Statement by Health Minister Robin Swann on Independent Neurology Inquiry Report

“My thoughts today are very much with all the patients and families affected by the neurology recall.

“Once again, on behalf of the entire health service, I extend my heartfelt apologies to all those who have been so badly let down.

“I fully appreciate that this is a harrowing day for patients and families, and that it will exacerbate the trauma already experienced.

“I want to thank the Inquiry Chair Brett Lockhart QC, Inquiry Co-Panellist Professor Hugo Mascie-Taylor, and their wider team for their vitally important work.

“The Inquiry Panel’s report is extensive and detailed. I will ensure it is given the careful and measured consideration that it deserves.  I am determined that this analysis should happen as quickly as possible.  I undertake to provide a full response to the Report’s recommendations, as soon as is practicable.

“Today’s report makes very difficult reading for anyone who cares about health and social care in Northern Ireland. It states that systems and processes in place to assure the public in respect of patient safety prior to November 2016 failed. Crucially, opportunities to intervene in relation to Michael Watt’s practice were missed over a number of years.

“The Inquiry Panel believes that without the then Belfast Trust’s Medical Director’s response in December 2016 to concerns that had been raised, and more particularly in July 2017, there is no guarantee that the problems identified in the recall would have necessarily emerged.

“It is acknowledged in the report that changes have been initiated since the neurology recall to improve patient safety.

“The entire HSC system must continue building on these improvements, guided by the Inquiry Panel’s report.

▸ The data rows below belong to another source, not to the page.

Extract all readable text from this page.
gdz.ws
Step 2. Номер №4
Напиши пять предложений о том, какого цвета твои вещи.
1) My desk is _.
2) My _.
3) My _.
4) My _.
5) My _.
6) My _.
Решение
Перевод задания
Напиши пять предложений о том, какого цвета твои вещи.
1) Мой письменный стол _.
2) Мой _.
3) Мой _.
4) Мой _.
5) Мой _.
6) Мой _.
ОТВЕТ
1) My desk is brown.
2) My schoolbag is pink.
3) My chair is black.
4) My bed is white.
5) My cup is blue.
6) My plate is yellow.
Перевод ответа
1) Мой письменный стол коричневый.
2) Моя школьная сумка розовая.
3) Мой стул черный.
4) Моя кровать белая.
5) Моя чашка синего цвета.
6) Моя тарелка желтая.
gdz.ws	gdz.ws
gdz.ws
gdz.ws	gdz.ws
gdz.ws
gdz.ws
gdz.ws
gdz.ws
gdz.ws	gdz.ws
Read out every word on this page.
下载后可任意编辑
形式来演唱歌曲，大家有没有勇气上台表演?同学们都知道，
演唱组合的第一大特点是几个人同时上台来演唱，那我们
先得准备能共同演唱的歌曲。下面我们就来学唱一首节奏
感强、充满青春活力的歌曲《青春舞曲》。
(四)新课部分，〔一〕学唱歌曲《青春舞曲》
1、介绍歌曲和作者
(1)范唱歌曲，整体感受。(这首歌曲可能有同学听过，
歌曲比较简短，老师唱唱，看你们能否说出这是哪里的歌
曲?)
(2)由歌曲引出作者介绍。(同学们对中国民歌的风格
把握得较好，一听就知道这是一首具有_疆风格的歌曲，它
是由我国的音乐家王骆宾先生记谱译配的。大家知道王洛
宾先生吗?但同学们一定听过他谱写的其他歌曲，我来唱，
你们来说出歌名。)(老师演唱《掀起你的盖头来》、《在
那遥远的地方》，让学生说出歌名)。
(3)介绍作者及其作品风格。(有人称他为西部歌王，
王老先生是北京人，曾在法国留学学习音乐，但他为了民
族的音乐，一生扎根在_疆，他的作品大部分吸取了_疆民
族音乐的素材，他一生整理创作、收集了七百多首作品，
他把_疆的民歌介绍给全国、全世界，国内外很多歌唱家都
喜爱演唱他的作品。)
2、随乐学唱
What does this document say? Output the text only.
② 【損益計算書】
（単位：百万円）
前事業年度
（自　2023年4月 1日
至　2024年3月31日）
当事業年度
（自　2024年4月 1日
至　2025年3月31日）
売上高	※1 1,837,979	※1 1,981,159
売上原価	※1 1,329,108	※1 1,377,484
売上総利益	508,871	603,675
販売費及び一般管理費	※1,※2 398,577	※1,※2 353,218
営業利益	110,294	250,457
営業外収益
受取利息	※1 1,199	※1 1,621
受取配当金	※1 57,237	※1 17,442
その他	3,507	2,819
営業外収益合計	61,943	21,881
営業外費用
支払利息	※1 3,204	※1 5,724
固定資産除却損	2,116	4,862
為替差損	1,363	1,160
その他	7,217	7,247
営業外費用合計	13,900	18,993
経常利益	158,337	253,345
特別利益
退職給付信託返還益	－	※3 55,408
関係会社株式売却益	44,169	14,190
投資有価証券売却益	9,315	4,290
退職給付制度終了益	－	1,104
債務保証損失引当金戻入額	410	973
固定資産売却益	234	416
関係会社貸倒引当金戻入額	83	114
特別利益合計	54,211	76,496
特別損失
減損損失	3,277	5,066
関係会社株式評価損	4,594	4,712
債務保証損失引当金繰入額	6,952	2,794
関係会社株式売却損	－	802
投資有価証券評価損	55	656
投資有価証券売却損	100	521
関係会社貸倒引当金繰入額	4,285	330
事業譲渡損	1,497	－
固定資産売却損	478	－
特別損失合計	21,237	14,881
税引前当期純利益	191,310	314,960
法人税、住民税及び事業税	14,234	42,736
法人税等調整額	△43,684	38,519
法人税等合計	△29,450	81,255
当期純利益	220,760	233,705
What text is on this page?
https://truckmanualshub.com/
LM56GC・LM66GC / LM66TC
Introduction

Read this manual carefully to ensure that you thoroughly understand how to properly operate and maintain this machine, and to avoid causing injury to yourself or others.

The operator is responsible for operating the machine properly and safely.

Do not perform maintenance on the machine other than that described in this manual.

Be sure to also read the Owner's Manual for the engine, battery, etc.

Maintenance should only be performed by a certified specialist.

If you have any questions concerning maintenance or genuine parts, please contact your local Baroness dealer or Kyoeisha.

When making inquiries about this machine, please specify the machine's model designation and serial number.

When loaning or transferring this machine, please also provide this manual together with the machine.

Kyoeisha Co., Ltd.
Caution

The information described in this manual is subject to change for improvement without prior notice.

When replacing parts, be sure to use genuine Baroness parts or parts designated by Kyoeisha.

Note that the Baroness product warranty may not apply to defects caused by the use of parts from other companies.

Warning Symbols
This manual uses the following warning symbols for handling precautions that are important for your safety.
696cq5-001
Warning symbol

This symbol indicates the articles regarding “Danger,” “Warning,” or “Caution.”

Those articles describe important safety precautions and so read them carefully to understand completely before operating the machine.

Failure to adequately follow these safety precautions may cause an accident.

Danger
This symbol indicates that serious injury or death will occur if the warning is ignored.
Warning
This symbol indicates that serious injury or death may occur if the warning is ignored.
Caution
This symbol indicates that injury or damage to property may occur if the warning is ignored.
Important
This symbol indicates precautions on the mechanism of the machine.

“While the reputation of our health service has undoubtedly been tarnished, we must also be mindful of the high quality, compassionate care provided every day by dedicated and skilled staff. Thankfully, they are the norm.

“Robust processes and procedures are essential to identify and deal with errant and failing practitioners. This Inquiry Report has relevance right across the HSC and indeed the entire NHS, and I will be sharing its findings with my counterparts in England, Scotland and Wales. It also raises issues about the independent health sector and the GMC.

“Health care is of immense importance and as a result there are invariably very serious consequences when it goes wrong. We must always strive to learn from such cases, and take decisive action to ensure failings do not re-occur.

“That will be the absolute priority for me and for my Department.”